According to the Attorney General, the CCPA gives consumers the right to receive all information collected “about” them, not just information collected “from” them. When a business creates, buys or otherwise collects inferences about a consumer, those inferences are part of the consumer’s unique identity and therefore become part of the information that the business has collected “about” the consumer.  

Trade Secret Protection

Under California’s Uniform Trade Secrets Act, a trade secret is information that derives independent economic value from not being generally known to the public or others who can obtain economic value from its use or disclosure.

The opinion states that the CCPA does not require a business to disclose trade secrets.

The author declined to address the question of whether an algorithm that a business uses to derive its inferences about consumers might be considered a protected trade secret, saying the question of whether a particular kind or class of internally generated inference might be protected from disclosure fell outside the scope of the opinion.
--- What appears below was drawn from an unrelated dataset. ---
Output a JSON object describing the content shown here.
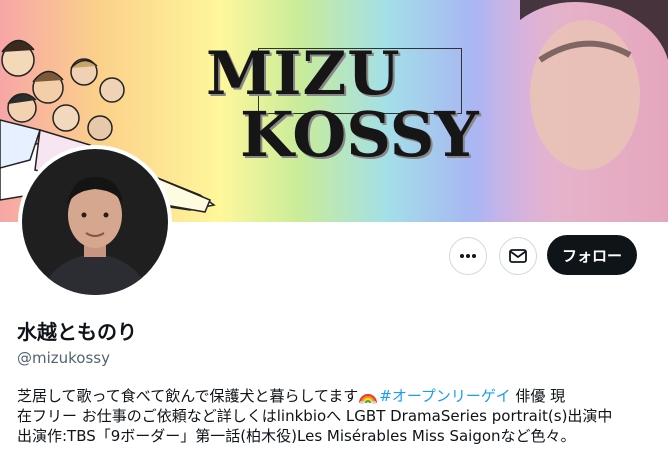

That said, the opinion concluded that the CCPA requires a business to disclose only the individualized products of its algorithm—an inference about a consumer—not the algorithm itself. 

Finally, the opinion found that a business that denies a consumer’s inference disclosure request due to an exception to the CCPA must explain the nature of the information requested and the basis for its denial; merely asserting the information is a trade secret or proprietary information is not enough. Ultimately, the legal burden is on the business to prove the existence of a trade secret.